Aromatase Inhibitors - block the formation of estrogen
The aromatase is an endogenous enzyme which supports the formation of estrogens from the precursors (androgens). These precursors are formed, for example, in the adrenal glands and the ovaries. If the enzyme is inhibited, no more estrogen can be formed. This principle also works in the tumor cells themselves.
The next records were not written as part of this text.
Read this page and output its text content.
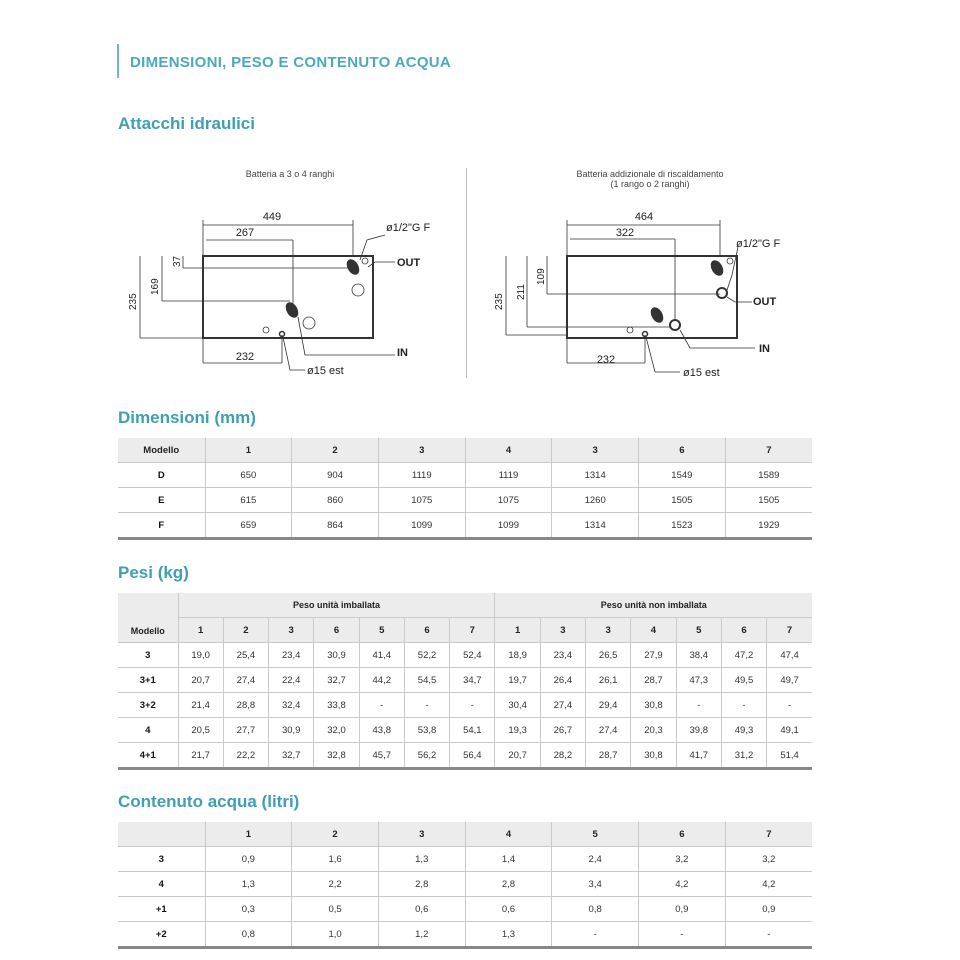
DIMENSIONI, PESO E CONTENUTO ACQUA
Attacchi idraulici
Batteria a 3 o 4 ranghi	Batteria addizionale di riscaldamento
(1 rango o 2 ranghi)
449
267
37
169
235
232
ø1/2"G F
OUT
IN
ø15 est
464
322
109
211
235
232
ø1/2"G F
OUT
IN
ø15 est
Dimensioni (mm)
Modello	1	2	3	4	3	6	7
D	650	904	1119	1119	1314	1549	1589
E	615	860	1075	1075	1260	1505	1505
F	659	864	1099	1099	1314	1523	1929
Pesi (kg)
Modello	Peso unità imballata							Peso unità non imballata						
	1	2	3	6	5	6	7	1	3	3	4	5	6	7
3	19,0	25,4	23,4	30,9	41,4	52,2	52,4	18,9	23,4	26,5	27,9	38,4	47,2	47,4
3+1	20,7	27,4	22,4	32,7	44,2	54,5	34,7	19,7	26,4	26,1	28,7	47,3	49,5	49,7
3+2	21,4	28,8	32,4	33,8	-	-	-	30,4	27,4	29,4	30,8	-	-	-
4	20,5	27,7	30,9	32,0	43,8	53,8	54,1	19,3	26,7	27,4	20,3	39,8	49,3	49,1
4+1	21,7	22,2	32,7	32,8	45,7	56,2	56,4	20,7	28,2	28,7	30,8	41,7	31,2	51,4
Contenuto acqua (litri)
	1	2	3	4	5	6	7
3	0,9	1,6	1,3	1,4	2,4	3,2	3,2
4	1,3	2,2	2,8	2,8	3,4	4,2	4,2
+1	0,3	0,5	0,6	0,6	0,8	0,9	0,9
+2	0,8	1,0	1,2	1,3	-	-	-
The various aromatase inhibitors (anastrozole, letrozole, exemestane) can be used in all phases of breast cancer
GnRH analogues - block the production of estrogen in the ovaries
GnRH (gonadotropin-releasing hormone = release hormones) - analogues actually develop their effect in the diencephalon. There they block the usual, regular, rhythmic release of the body's own GnRH. The body's own GnRH in turn causes the release of the control hormones FSH and LH from the pituitary gland. In the absence of these control hormones, the formation of estrogens in the ovary is blocked. This leads to a sharp drop in the body's own estrogen level. The use of GnRH analogues is only useful in selected cases in pre-menopausal women.
All women found to have breast cancer with hormone receptors should receive anti-hormonal therapy.
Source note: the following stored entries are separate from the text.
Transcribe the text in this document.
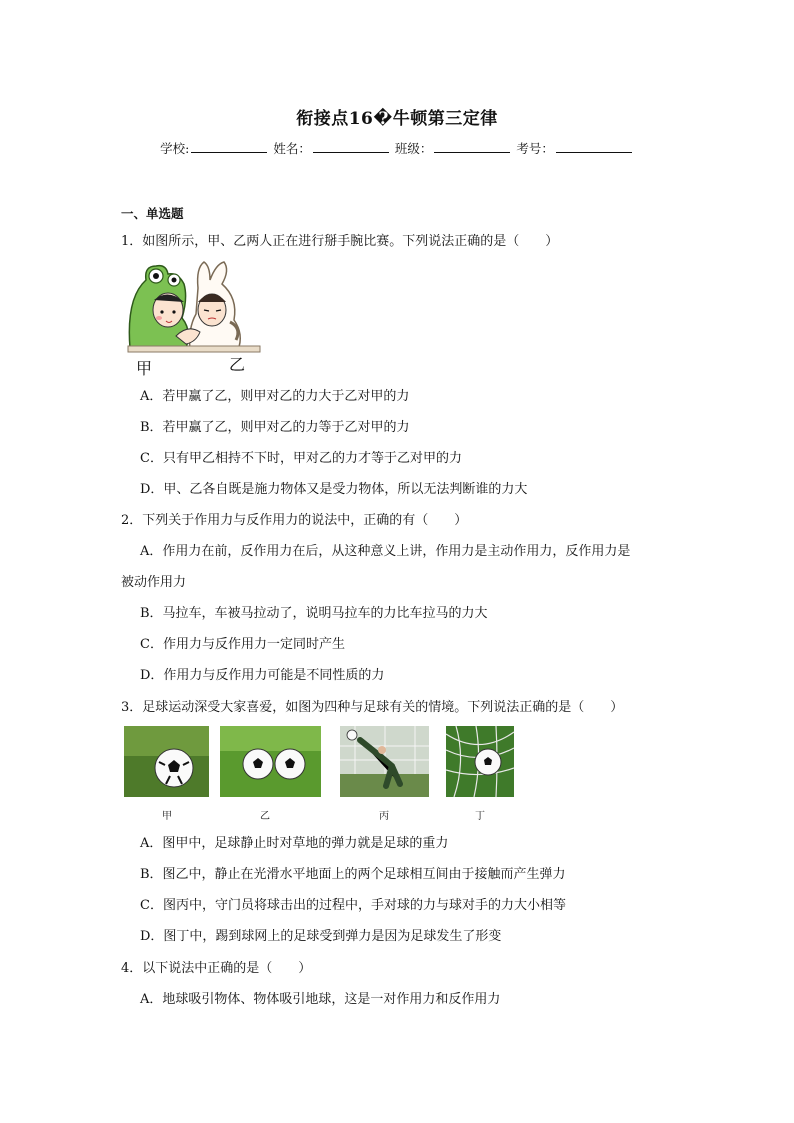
衔接点16�牛顿第三定律
学校:	姓名：	班级：	考号：
一、单选题
1．如图所示，甲、乙两人正在进行掰手腕比赛。下列说法正确的是（　　）
甲	乙
A．若甲赢了乙，则甲对乙的力大于乙对甲的力
B．若甲赢了乙，则甲对乙的力等于乙对甲的力
C．只有甲乙相持不下时，甲对乙的力才等于乙对甲的力
D．甲、乙各自既是施力物体又是受力物体，所以无法判断谁的力大
2．下列关于作用力与反作用力的说法中，正确的有（　　）
A．作用力在前，反作用力在后，从这种意义上讲，作用力是主动作用力，反作用力是
被动作用力
B．马拉车，车被马拉动了，说明马拉车的力比车拉马的力大
C．作用力与反作用力一定同时产生
D．作用力与反作用力可能是不同性质的力
3．足球运动深受大家喜爱，如图为四种与足球有关的情境。下列说法正确的是（　　）
甲	乙	丙	丁
A．图甲中，足球静止时对草地的弹力就是足球的重力
B．图乙中，静止在光滑水平地面上的两个足球相互间由于接触而产生弹力
C．图丙中，守门员将球击出的过程中，手对球的力与球对手的力大小相等
D．图丁中，踢到球网上的足球受到弹力是因为足球发生了形变
4．以下说法中正确的是（　　）
A．地球吸引物体、物体吸引地球，这是一对作用力和反作用力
Adjuvant endocrine therapy:
There is no longer one standard that applies to all patients. Rather, an individualized treatment concept is being developed for each patient today. For the decision on the type of endocrine therapy, tumor biological properties, various prognostic factors and the menopausal status (is the patient before, during or after the menopause) play an important role.
Before and during menopause:
If the patient is before menopause (premenopausal), tamoxifen 20mg / day is the standard. A combination with a GnRH analogue can be useful and necessary in justified individual cases. Aromatase inhibitors are generally not indicated (contraindicated) in these women. A combination of aromatase inhibitors with GnRH analogues has not yet been tested. A study is currently underway in Germany to investigate this treatment (SOFT study). Such treatment can nevertheless be practiced in justified individual cases.
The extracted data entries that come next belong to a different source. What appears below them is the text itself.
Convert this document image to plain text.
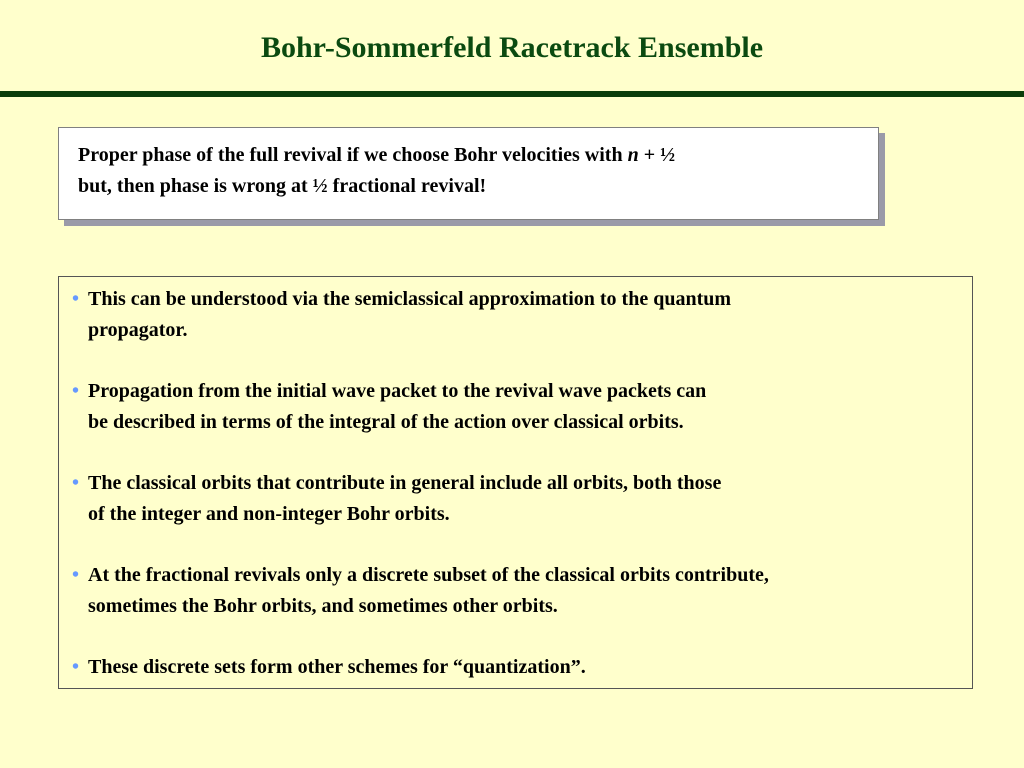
Bohr-Sommerfeld Racetrack Ensemble
Proper phase of the full revival if we choose Bohr velocities with n + ½
but, then phase is wrong at ½ fractional revival!
• This can be understood via the semiclassical approximation to the quantum
propagator.
• Propagation from the initial wave packet to the revival wave packets can
be described in terms of the integral of the action over classical orbits.
• The classical orbits that contribute in general include all orbits, both those
of the integer and non-integer Bohr orbits.
• At the fractional revivals only a discrete subset of the classical orbits contribute,
sometimes the Bohr orbits, and sometimes other orbits.
• These discrete sets form other schemes for “quantization”.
If the patient is to receive chemotherapy, the anti-hormonal therapy is generally only started after the chemotherapy has been completed.
In this situation, the combination of tamoxifen / GnRH analogues is no more effective than the administration of tamoxifen alone. In the current guidelines of the AGO (Fachgesellschaft Arbeitsgemeinschaft Gynäkologische Onkologie) from 2012, the combination of tamoxifen with GnRH analogues is not recommended as a standard! The combination can be considered for women who are younger than 40 years.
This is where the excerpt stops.